Não demorou muito para que os pingos grossos da chuva começassem a cair, primeiro lentamente, depois com mais força ... Os raios e trovões, agora, ressoavam acima de suas cabeças, fazendo com que a casa estremecesse.
De repente, a luz apaga no mesmo instante em que escutam batidas fortes e insistentes na porta dos fundos. Com o barulho, Ana e José se assustaram e começaram a gritar no escuro. Rubens tentava, em vão, acender a lanterna, mas esta não havia carregado.

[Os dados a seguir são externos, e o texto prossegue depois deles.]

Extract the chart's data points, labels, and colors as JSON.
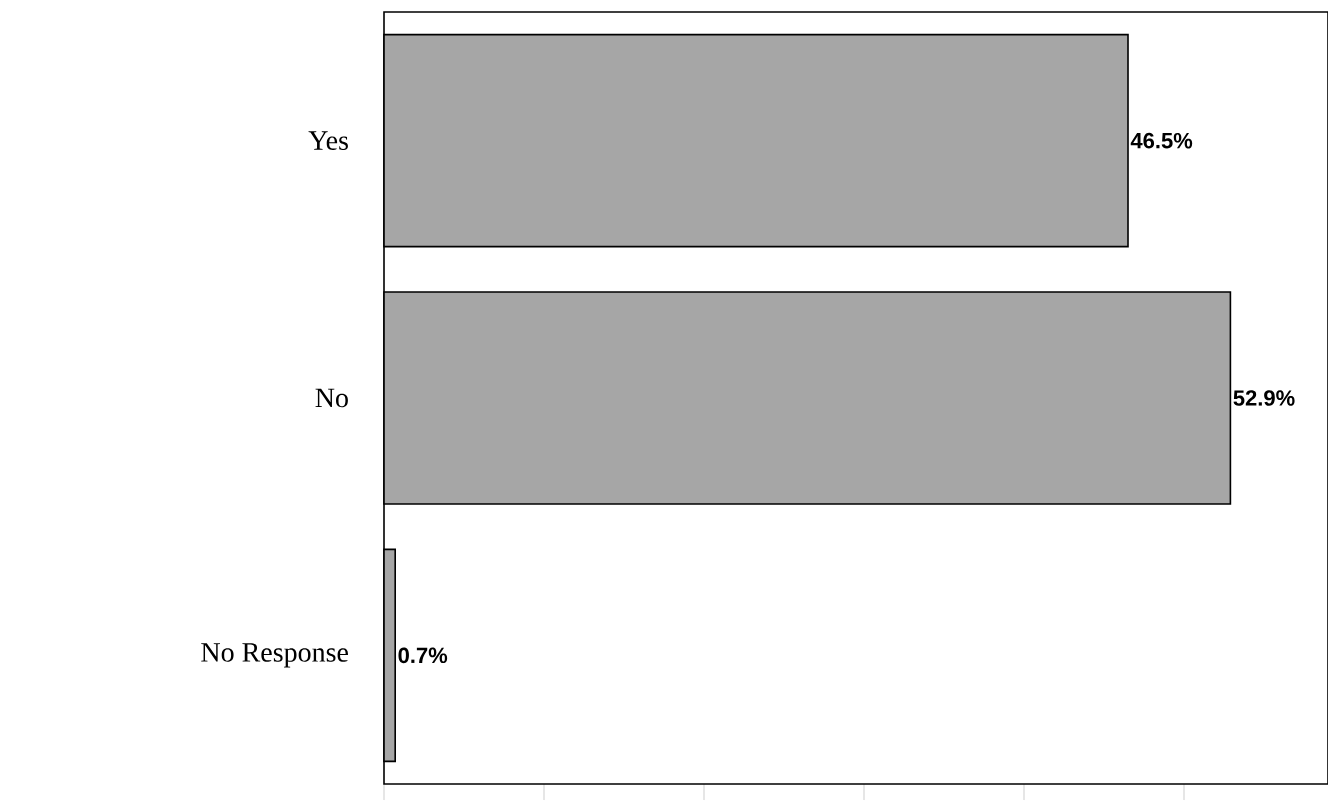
{
  "chart_data": {
    "type": "bar",
    "orientation": "horizontal",
    "categories": [
      "Yes",
      "No",
      "No Response"
    ],
    "values": [
      46.5,
      52.9,
      0.7
    ],
    "value_labels": [
      "46.5%",
      "52.9%",
      "0.7%"
    ],
    "color": "#a6a6a6",
    "xlim": [
      0,
      59
    ],
    "xticks": [
      {
        "value": 0,
        "label": null
      },
      {
        "value": 10,
        "label": null
      },
      {
        "value": 20,
        "label": null
      },
      {
        "value": 30,
        "label": null
      },
      {
        "value": 40,
        "label": null
      },
      {
        "value": 50,
        "label": null
      }
    ],
    "tick_labels": "y",
    "grid": false
  }
}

Olhou para Melinda, que tentava acalmar as crianças e se lembrar onde estavam as velas quando, mais uma vez, escutaram batidas insistentes na porta dos fundos, acompanhado de um choro baixinho.
Rubens e Melinda sentiram um arrepio percorrer seus corpos tensos.
Como que saindo de um transe, Rubens aproximou-se da porta, a segurar a lanterna apagada como arma, abriu as trancas devagar e ouviu mais uma vez um choro baixinho... abriu a porta ao mesmo tempo em que Melinda chegava com uma vela acesa que encontrara numa gaveta e Ana e José agarrados a perna.
Levaram alguns minutos para se acostumarem com a escuridão, que foi quebrada pelos raios que caíam e se entreolharam novamente, como que para confirmar o que estavam vendo: duas crianças, pálidas e assustadas, um menino e uma menina que ficavam ainda mais assustadoras quando os raios caiam e iluminavam seus corpos magros.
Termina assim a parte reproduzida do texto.